Python implementation of "Pricing the Term Structure with Linear Regressions" from Adrian, Crump and Moench (2013). This library prices the time series and cross-section of the term structure of interest rates using a three-step linear regression approach. Computations are fast, even with a large number of pricing factors. Generates estimates for term premium, risk neutral yields and expected returns.
I would like to thank Emanuel Moench for sharing his replication files of the original paper. I made sure to match each and every computation step with the authors’ original implementation.
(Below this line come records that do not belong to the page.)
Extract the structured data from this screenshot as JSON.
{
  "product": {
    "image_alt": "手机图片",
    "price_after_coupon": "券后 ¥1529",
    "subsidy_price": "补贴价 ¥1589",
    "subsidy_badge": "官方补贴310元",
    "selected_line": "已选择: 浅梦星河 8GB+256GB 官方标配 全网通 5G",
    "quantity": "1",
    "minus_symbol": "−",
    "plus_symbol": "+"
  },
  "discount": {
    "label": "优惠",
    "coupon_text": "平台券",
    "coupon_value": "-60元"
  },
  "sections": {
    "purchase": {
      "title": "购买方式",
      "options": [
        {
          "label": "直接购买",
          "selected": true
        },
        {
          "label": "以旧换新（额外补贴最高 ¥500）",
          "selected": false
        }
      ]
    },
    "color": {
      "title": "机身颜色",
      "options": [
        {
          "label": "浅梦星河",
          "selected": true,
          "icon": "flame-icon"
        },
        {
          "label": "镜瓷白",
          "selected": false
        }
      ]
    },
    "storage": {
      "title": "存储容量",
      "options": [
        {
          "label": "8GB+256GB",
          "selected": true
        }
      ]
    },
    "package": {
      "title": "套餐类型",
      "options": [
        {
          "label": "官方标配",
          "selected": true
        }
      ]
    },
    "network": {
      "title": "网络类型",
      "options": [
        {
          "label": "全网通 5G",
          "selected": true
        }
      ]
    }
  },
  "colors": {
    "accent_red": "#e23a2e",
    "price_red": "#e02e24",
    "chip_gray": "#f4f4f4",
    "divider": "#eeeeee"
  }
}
Python package to run Bayesian Fama-MacBeth Regressions from Bryzgalova, Huang & Julliard (2024). As presented by the authors, this methodology provides reliable risk premia estimates for both tradable and non-tradable factors, detects those weakly identified, delivers valid credible intervals for all objects of interest, and is intuitive, fast and simple to implement.
This is a Python library to specify, calibrate, solve, simulate, estimate and analyze linearized DSGE models. The specification interface is inspired by dynare, which allows for symbolic declarations of parameters, variables and equations. Once a model is calibrated or estimated, it is solved using Sims (2002) methodology. Estimation uses Bayesian methods, specifically Markov Chain Monte Carlo (MCMC), to simulate the posterior distributions of the parameters. Analysis tools include simulation, impulse-response functions, historical decomposition and extraction of latent variables.